Но когда он рассказывает о своей бедности Эмили Селлвуд, женщине, которую выбрал, в его крике слышна мука. На самом деле ее родители преуспели в том, чтобы на время разорвать ее отношения с Теннисоном из-за его весьма неопределенных перспектив. Его братья, даже те, кто был моложе его, уже заняли уютные должности, «а Альфред все мечтает, и ничего определенного на горизонте». Поэзию в плане финансовой отдачи нельзя рекомендовать. Почести начали приходить к Теннисону еще в тысяча восемьсот сорок втором году, но только в тысяча восемьсот сорок пятом, когда правительство назначило ему пенсию в двести фунтов в год, он начал чувствовать себя спокойно. Даже тогда оставалось много старых долгов, которые нужно было погасить.

Тысяча восемьсот пятидесятый год, когда ему был сорок один год, называют его «золотым годом», ибо в нем произошла публикация «In Memoriam», назначение на пост поэта-лауреата и его женитьба.

Эмили Селлвуд ждала его все эти годы. За ней ухаживали, и она отклонила несколько хороших предложений от завидных вдовцов и других, кто жалел ее печальное положение и считал ее несчастной старой девой. Но она была верна своей любви к Альфреду. Возможно, за ней ухаживали не так настойчиво, как за матерью Теннисона. Когда этой милой старушке было за восемьдесят, она стала очень плохо слышать, и семья часто решалась вести в ее присутствии разговоры, которые, возможно, были бы более сдержанными, если бы старушка полностью владела своими способностями. Однажды, когда она сидела за вязанием в углу у камина, одна из ее дочерей в порыве откровенности сказала гостю: «Знаешь, прежде чем мама вышла замуж за папу, она получила двадцать три предложения руки и сердца!»

«Двадцать четыре, дорогая, двадцать четыре», — поправила старушка, переставляя спицы.

Никто никогда не утверждал, что Теннисон был идеальным любовником. Конечно, его никогда не могло искусить то, что сделал Браунинг — разрушить мир в доме побегом. Его любовь была делом рассудка, тщательно взвешенным на весах его суждений. Его осторожность и здравый смысл уберегли его от всех байронических крайностей или глупых союзов, подобных тем, что пленили Шелли. Он верил в закон и порядок и рано понял, что его интересы лежат в этом направлении. Он принадлежал к англиканской церкви и, несомненно, думал так, как ему хотелось, но всегда выражал себя с осторожностью.

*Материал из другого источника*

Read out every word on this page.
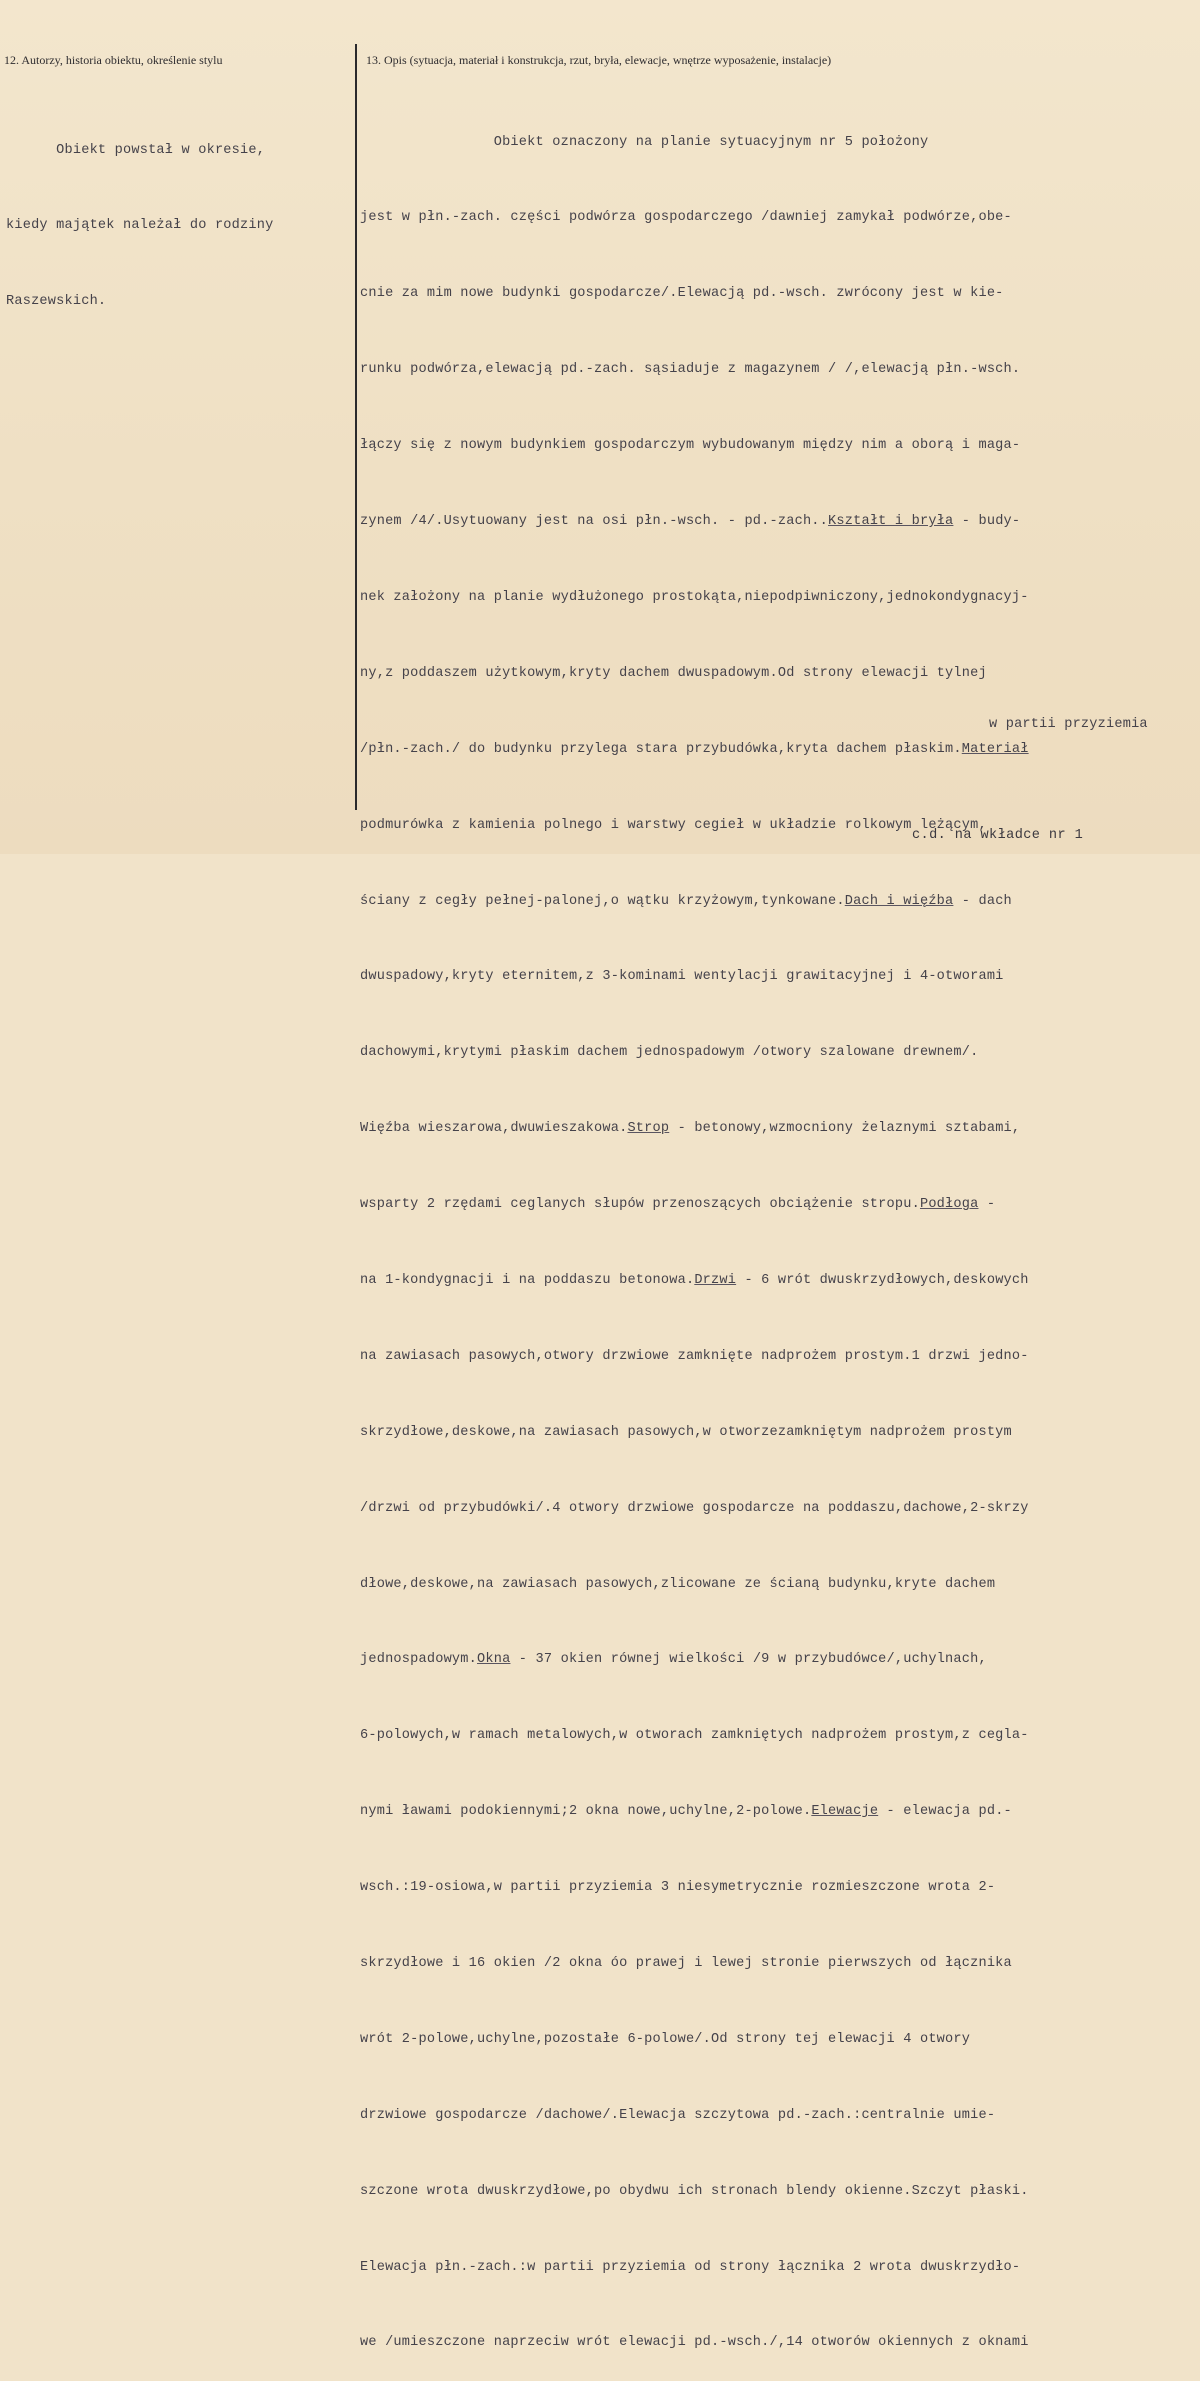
12. Autorzy, historia obiektu, określenie stylu	13. Opis (sytuacja, materiał i konstrukcja, rzut, bryła, elewacje, wnętrze wyposażenie, instalacje)

Obiekt powstał w okresie,

kiedy majątek należał do rodziny

Raszewskich.

Obiekt oznaczony na planie sytuacyjnym nr 5 położony

jest w płn.-zach. części podwórza gospodarczego /dawniej zamykał podwórze,obe-

cnie za mim nowe budynki gospodarcze/.Elewacją pd.-wsch. zwrócony jest w kie-

runku podwórza,elewacją pd.-zach. sąsiaduje z magazynem / /,elewacją płn.-wsch.

łączy się z nowym budynkiem gospodarczym wybudowanym między nim a oborą i maga-

zynem /4/.Usytuowany jest na osi płn.-wsch. - pd.-zach..Kształt i bryła - budy-

nek założony na planie wydłużonego prostokąta,niepodpiwniczony,jednokondygnacyj-

ny,z poddaszem użytkowym,kryty dachem dwuspadowym.Od strony elewacji tylnej

/płn.-zach./ do budynku przylega stara przybudówka,kryta dachem płaskim.Materiał

podmurówka z kamienia polnego i warstwy cegieł w układzie rolkowym leżącym,

ściany z cegły pełnej-palonej,o wątku krzyżowym,tynkowane.Dach i więźba - dach

dwuspadowy,kryty eternitem,z 3-kominami wentylacji grawitacyjnej i 4-otworami

dachowymi,krytymi płaskim dachem jednospadowym /otwory szalowane drewnem/.

Więźba wieszarowa,dwuwieszakowa.Strop - betonowy,wzmocniony żelaznymi sztabami,

wsparty 2 rzędami ceglanych słupów przenoszących obciążenie stropu.Podłoga -

na 1-kondygnacji i na poddaszu betonowa.Drzwi - 6 wrót dwuskrzydłowych,deskowych

na zawiasach pasowych,otwory drzwiowe zamknięte nadprożem prostym.1 drzwi jedno-

skrzydłowe,deskowe,na zawiasach pasowych,w otworzezamkniętym nadprożem prostym

/drzwi od przybudówki/.4 otwory drzwiowe gospodarcze na poddaszu,dachowe,2-skrzy

dłowe,deskowe,na zawiasach pasowych,zlicowane ze ścianą budynku,kryte dachem

jednospadowym.Okna - 37 okien równej wielkości /9 w przybudówce/,uchylnach,

6-polowych,w ramach metalowych,w otworach zamkniętych nadprożem prostym,z cegla-

nymi ławami podokiennymi;2 okna nowe,uchylne,2-polowe.Elewacje - elewacja pd.-

wsch.:19-osiowa,w partii przyziemia 3 niesymetrycznie rozmieszczone wrota 2-

skrzydłowe i 16 okien /2 okna óo prawej i lewej stronie pierwszych od łącznika

wrót 2-polowe,uchylne,pozostałe 6-polowe/.Od strony tej elewacji 4 otwory

drzwiowe gospodarcze /dachowe/.Elewacja szczytowa pd.-zach.:centralnie umie-

szczone wrota dwuskrzydłowe,po obydwu ich stronach blendy okienne.Szczyt płaski.

Elewacja płn.-zach.:w partii przyziemia od strony łącznika 2 wrota dwuskrzydło-

we /umieszczone naprzeciw wrót elewacji pd.-wsch./,14 otworów okiennych z oknami

w partii przyziemia
c.d. na wkładce nr 1
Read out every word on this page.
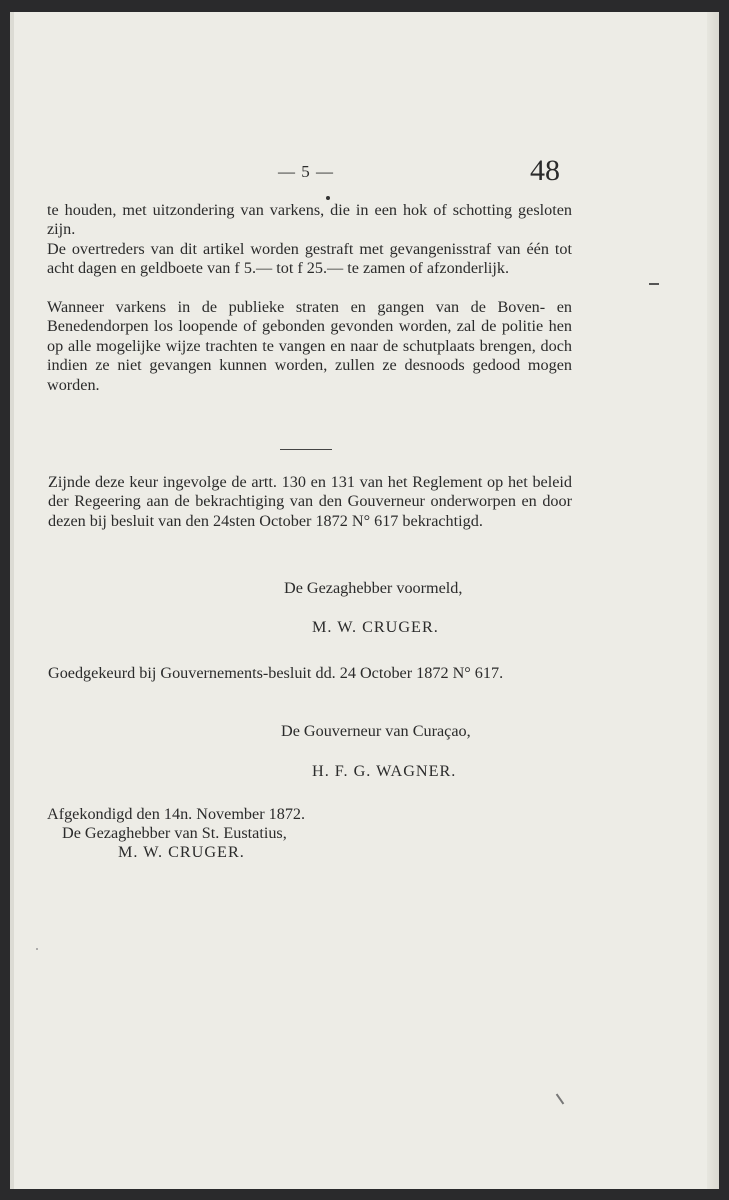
— 5 —	48

te houden, met uitzondering van varkens, die in een hok of schotting gesloten zijn.

De overtreders van dit artikel worden gestraft met gevangenisstraf van één tot acht dagen en geldboete van f 5.— tot f 25.— te zamen of afzonderlijk.

Wanneer varkens in de publieke straten en gangen van de Boven- en Benedendorpen los loopende of gebonden gevonden worden, zal de politie hen op alle mogelijke wijze trachten te vangen en naar de schutplaats brengen, doch indien ze niet gevangen kunnen worden, zullen ze desnoods gedood mogen worden.

Zijnde deze keur ingevolge de artt. 130 en 131 van het Reglement op het beleid der Regeering aan de bekrachtiging van den Gouverneur onderworpen en door dezen bij besluit van den 24sten October 1872 N° 617 bekrachtigd.

De Gezaghebber voormeld,

M. W. CRUGER.

Goedgekeurd bij Gouvernements-besluit dd. 24 October 1872 N° 617.

De Gouverneur van Curaçao,

H. F. G. WAGNER.

Afgekondigd den 14n. November 1872.

De Gezaghebber van St. Eustatius,

M. W. CRUGER.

Легко обвинить Теннисона в ограниченности — сказать, что он всего лишь «поэт Англии». Будь он чем-то большим, он был бы меньшим. Мировые поэты обычно были революционерами и опасными людьми, которые взрывались при неизвестной силе сотрясения. Никто из них не был безопасным человеком — никто не был респектабельным. Данте, Шекспир, Мильтон, Гюго и Уитмен были изгоями.

Теннисон всегда безмятежен, здравомыслен и безопасен — его строки дышат чистотой и совершенством. Он поэт религии, дома и очага, установленного порядка, истины, справедливости и милосердия, воплощенных в законе.

Очень рано он стал близким личным другом королевы Виктории, и многие его строки служили ей личным утешением. В течение пятидесяти лет жизнь Теннисона была одним непрерывным триумфальным шествием. Он приобрел богатство, какого не имел до него ни один английский поэт; его имя было известно в каждом уголке земли, куда добирались белые люди, а на родине его любили и почитали. Он умер шестого октября тысяча восемьсот девяносто второго года в возрасте восьмидесяти трех лет, и нация скорбела о нем, а королева с глубокой искренностью говорила о его кончине как о мучительной личной утрате.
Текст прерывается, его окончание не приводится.